Right-Leaning Perspective
The group is openly backing deregulation and prioritizing U.S. leadership in the technology race with China, supporting candidates who want fewer barriers to innovation, faster approval for data centers and a national approach to AI oversight—for Republicans who see regulation as a chokehold on competitiveness, this is the kind of strategic play that makes sense. Whoever writes the rules shapes the winners and losers in the next wave of economic growth. A fragmented regulatory landscape driven by state-level bans and divergent standards would only hand competitive advantage to China and slow American startups. Trump has made AI a cornerstone of his policy agenda, calling for a single federal regulatory framework instead of a patchwork of state laws, while pushing to accelerate development of infrastructure like data centers and strengthen U.S. competitiveness against China. The Trump administration understands that it was a light-touch regulatory environment, not 50 different confusing and conflicting regulatory regimes, that enabled the internet revolution and that innovation and investment in winning the AI future for America will require a similar approach. Right-leaning coverage frames the group's spending as essential to national security. Supporters of a unified federal approach, including Sacks, argue that fragmented state-level laws could hinder innovation and weaken the United States' competitive position, particularly against China. This approach has been embraced by many congressional Republicans as a starting point for legislative action and a signal toward a unified national strategy.
Deep Dive
The Innovation Council Action announcement crystallizes a fundamental tension in American AI policy: whether to pursue a unified federal framework that preempts state regulation, or allow states to establish diverse safeguards. Both sides agree fragmentation exists, but disagree sharply on its consequences. The right argues that 50 different state regimes create compliance chaos that slows American AI development relative to less-regulated competitors like China. The left argues that state experimentation has produced meaningful consumer protections (child safety, transparency, algorithmic bias prevention) that federal deregulation would eliminate without clear competitive benefit. The scale of spending—$300 million industry-wide, with Innovation Council alone outpacing previous single-PAC records—signals both how much is at stake and how seriously the industry treats regulatory risk.

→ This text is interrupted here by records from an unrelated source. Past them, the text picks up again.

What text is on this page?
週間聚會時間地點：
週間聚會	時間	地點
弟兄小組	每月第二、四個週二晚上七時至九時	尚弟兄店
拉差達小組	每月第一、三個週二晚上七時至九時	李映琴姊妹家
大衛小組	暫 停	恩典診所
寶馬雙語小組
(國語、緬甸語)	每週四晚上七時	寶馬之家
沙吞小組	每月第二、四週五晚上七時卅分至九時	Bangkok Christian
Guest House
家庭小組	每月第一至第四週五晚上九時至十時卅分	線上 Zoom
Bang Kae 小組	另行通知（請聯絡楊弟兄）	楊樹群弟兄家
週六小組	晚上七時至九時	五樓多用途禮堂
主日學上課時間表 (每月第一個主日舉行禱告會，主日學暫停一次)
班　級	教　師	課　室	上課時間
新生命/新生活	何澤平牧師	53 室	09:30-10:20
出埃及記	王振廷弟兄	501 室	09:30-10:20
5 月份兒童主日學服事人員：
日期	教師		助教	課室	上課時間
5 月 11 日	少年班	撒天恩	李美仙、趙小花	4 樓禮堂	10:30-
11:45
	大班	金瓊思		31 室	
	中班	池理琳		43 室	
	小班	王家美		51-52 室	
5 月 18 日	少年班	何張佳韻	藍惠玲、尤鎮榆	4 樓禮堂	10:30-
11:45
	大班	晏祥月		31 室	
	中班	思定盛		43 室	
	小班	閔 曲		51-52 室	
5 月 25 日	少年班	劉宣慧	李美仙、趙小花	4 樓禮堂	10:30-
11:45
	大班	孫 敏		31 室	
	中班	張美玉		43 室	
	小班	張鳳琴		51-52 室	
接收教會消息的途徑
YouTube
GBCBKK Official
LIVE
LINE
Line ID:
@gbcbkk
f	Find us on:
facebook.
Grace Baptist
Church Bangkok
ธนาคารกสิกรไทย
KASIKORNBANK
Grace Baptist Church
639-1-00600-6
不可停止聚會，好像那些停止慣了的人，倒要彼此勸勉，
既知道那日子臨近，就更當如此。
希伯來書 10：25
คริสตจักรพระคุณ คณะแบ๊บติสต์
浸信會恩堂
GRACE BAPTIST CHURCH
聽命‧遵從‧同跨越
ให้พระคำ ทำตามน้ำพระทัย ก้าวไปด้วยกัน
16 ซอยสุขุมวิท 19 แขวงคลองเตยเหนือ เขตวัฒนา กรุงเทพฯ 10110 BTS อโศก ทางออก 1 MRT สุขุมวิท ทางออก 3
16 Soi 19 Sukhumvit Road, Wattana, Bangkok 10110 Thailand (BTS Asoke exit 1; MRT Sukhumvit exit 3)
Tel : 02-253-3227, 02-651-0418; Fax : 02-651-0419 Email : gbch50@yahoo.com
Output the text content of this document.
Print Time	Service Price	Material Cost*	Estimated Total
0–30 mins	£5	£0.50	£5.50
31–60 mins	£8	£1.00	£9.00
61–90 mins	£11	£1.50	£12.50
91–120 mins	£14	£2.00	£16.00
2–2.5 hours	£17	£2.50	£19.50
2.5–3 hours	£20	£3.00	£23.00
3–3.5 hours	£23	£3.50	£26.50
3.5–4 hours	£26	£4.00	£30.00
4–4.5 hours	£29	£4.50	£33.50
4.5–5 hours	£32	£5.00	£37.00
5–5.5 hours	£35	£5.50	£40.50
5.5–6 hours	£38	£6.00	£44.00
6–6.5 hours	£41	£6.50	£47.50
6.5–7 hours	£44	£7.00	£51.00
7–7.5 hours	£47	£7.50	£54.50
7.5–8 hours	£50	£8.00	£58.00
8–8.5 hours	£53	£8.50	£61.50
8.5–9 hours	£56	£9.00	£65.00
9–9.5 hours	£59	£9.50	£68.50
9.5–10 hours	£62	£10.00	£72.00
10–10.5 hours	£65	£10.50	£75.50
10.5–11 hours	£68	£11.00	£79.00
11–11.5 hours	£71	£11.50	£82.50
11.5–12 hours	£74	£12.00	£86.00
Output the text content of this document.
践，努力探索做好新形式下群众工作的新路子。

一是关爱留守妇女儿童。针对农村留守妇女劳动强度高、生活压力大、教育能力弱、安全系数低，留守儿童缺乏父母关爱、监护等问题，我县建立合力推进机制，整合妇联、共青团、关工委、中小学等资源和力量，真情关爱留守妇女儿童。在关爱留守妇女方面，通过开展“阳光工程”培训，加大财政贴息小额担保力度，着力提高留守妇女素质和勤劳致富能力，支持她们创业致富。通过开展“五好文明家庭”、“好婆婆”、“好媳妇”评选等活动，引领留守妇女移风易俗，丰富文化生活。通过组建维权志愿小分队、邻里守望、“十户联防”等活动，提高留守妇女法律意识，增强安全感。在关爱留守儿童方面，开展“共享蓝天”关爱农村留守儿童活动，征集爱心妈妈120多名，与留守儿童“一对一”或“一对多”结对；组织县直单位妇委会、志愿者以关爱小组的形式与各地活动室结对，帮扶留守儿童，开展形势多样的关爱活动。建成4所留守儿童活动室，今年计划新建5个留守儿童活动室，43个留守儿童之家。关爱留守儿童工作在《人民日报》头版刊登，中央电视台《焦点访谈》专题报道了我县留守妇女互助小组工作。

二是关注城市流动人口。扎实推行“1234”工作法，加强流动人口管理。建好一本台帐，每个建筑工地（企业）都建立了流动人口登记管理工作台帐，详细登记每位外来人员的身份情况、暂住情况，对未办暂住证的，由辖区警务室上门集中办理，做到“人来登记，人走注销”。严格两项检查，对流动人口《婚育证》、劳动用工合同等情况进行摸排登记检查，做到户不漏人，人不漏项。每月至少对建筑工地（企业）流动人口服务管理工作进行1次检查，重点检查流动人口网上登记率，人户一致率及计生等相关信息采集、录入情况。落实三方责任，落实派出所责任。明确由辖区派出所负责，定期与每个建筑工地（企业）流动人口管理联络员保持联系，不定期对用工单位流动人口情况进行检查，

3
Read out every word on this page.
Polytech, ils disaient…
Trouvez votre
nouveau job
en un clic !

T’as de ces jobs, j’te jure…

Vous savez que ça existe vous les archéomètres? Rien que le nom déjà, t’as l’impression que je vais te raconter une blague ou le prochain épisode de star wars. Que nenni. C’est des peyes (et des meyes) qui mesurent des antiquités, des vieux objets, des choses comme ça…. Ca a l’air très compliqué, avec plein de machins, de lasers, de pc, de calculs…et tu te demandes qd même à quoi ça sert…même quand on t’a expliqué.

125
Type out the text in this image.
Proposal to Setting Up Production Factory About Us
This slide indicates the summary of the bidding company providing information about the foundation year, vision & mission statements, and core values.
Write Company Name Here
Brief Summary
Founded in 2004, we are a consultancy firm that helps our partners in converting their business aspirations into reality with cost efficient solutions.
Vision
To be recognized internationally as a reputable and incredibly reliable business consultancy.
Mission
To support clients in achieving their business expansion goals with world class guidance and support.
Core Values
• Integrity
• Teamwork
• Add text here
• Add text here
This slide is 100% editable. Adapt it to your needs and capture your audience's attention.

What makes this moment distinct is that the spending is explicitly tied to a federal preemption strategy. Unlike past tech lobbying, which fought regulation reactively, this spending aims to elect lawmakers who will affirmatively block state action and adopt a minimal federal framework. The lawmaker scorecard approach mirrors crypto's 2024 playbook, treating AI regulation as a binary: support deregulation or face electoral consequences. Left critics argue this is unprecedented corporate capture; right defenders argue it is necessary counterweight to regulatory overreach. Two critical uncertainties remain unresolved. First, polling shows bipartisan voter support for AI safeguards—including among Trump voters—yet the spending targets pro-deregulation candidates exclusively. Second, state lawmakers in President Trump's own party are facing pushback from the White House over state AI laws, with Trump and his advisors arguing that various state laws are a burden to innovation. This suggests internal Republican tension that the election spending may not fully resolve. The success of Innovation Council Action will depend not just on candidate victories, but on whether Congress enacts preemption legislation and whether courts accept federal authority to displace state consumer protection frameworks already in effect.